The report, from management consultancy Oliver Wyman, has predicted this could rise to $3bn “if a full-blown price war emerges” between research providers, such as brokers and banks.
Oliver Wyman puts current investment research spend at $5bn.
This comes as two more investment managers – Deutsche Asset Management and Franklin Templeton – announced today that they will absorb research costs, rather than pass the “burden” on to clients.
“As we strive to deliver both certainty and transparency to our clients, I am pleased to announce that Deutsche Asset Management will absorb the cost of external research for funds under the new Mifid II directive. We strongly believe that our approach is the best possible solution to the requirements of the new directive,” said the firm's head Nicolas Moreau.
Mifid II forces banks, brokers and trading firms to invoice buy-side investors for the research they provide, rather than bundling the costs in with other services such as broker execution.

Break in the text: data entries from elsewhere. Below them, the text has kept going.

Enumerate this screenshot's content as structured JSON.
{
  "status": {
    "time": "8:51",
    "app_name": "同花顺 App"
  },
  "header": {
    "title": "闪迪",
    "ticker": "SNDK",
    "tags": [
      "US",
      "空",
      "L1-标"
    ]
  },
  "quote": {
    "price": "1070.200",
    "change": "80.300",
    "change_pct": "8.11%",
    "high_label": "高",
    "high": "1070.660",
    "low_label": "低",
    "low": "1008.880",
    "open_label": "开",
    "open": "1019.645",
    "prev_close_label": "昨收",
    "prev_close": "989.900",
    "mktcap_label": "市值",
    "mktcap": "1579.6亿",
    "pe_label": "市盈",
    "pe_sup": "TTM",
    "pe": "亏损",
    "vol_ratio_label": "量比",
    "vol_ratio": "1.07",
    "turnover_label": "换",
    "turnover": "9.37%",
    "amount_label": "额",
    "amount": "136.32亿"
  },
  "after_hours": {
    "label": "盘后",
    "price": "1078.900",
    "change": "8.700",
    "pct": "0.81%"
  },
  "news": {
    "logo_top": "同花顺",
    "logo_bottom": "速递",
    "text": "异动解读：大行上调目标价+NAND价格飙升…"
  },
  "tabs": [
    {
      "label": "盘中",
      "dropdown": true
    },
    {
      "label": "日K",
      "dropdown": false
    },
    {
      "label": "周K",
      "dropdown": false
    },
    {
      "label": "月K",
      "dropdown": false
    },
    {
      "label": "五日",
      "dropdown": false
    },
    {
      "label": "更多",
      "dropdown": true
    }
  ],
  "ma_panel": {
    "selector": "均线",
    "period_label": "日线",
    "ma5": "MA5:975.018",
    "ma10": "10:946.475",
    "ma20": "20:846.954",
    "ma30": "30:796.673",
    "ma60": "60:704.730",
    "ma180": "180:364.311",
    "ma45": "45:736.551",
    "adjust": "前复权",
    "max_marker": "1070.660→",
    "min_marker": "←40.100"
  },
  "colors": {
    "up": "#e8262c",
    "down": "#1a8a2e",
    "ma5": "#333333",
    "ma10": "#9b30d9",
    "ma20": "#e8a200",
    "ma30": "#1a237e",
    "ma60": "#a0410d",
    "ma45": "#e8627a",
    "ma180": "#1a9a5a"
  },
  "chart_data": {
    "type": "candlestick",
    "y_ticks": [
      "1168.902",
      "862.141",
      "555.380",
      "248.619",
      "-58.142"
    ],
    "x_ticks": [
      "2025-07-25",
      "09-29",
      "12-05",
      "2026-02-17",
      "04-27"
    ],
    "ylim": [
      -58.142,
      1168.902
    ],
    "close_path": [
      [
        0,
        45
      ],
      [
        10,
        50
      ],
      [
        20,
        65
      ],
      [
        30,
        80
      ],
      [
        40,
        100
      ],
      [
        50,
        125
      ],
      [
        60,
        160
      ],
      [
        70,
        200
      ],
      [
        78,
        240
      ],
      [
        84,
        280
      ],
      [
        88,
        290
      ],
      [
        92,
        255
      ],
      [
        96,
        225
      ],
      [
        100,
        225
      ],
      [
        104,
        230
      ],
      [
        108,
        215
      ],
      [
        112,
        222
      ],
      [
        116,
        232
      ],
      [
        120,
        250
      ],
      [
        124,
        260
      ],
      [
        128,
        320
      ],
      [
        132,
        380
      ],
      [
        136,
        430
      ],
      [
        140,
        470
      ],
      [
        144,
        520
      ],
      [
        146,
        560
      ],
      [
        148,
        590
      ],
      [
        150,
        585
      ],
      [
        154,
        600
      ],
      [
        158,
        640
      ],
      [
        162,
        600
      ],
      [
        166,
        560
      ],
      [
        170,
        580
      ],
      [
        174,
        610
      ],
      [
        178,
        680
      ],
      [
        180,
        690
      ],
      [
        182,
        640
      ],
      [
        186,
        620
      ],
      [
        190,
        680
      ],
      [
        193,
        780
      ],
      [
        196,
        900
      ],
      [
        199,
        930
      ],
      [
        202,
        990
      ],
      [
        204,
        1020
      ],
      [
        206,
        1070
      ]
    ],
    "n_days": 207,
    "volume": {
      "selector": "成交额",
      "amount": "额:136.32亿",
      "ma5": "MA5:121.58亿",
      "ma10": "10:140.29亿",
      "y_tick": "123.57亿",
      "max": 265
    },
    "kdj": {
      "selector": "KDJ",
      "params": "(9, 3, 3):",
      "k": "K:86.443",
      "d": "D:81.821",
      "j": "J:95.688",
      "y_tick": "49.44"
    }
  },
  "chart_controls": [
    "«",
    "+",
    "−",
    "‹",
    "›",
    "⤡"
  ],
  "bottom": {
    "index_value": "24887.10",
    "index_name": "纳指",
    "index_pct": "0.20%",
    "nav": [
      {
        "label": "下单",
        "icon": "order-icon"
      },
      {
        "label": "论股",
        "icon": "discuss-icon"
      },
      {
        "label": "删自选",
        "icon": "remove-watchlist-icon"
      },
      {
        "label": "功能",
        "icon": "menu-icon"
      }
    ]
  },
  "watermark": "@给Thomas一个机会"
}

This is designed to increase transparency in the fund management industry, and allow end-user clients to see how the money they are paying the fund manager is being used.
But the regulation has left buy-side investors scratching their heads over where the money should come from to pay for this research.
They can either allocate the costs to their funds and mandates – effectively the clients – or do as Deutsche and Franklin have and absorb the costs from their own balance sheets.
“After months of deliberation over whether or not investment managers should get out their wallets to absorb research costs, it appears the majority have finally decided to dust off the cobwebs and pay from their own profit and loss [account],” said Daniel Carpenter, director at technology firm Meritsoft which helps brokers track trade executions and research commissions.
But the picture could get more confusing for the research providers, some of whom will never have directly had to charge for their services.
“The problem starts to get really thorny when you tie it to regional or global commission-sharing agreements,” said Carpenter.
“Under Mifid II banks are anticipating the number of rate cards, which outline commission rates on each transaction, shooting up from the hundreds to the thousands over the next six months.
“All of this means that brokers need to find a way to manage multiple rate cards across the globe across different markets and numerous instrument types.”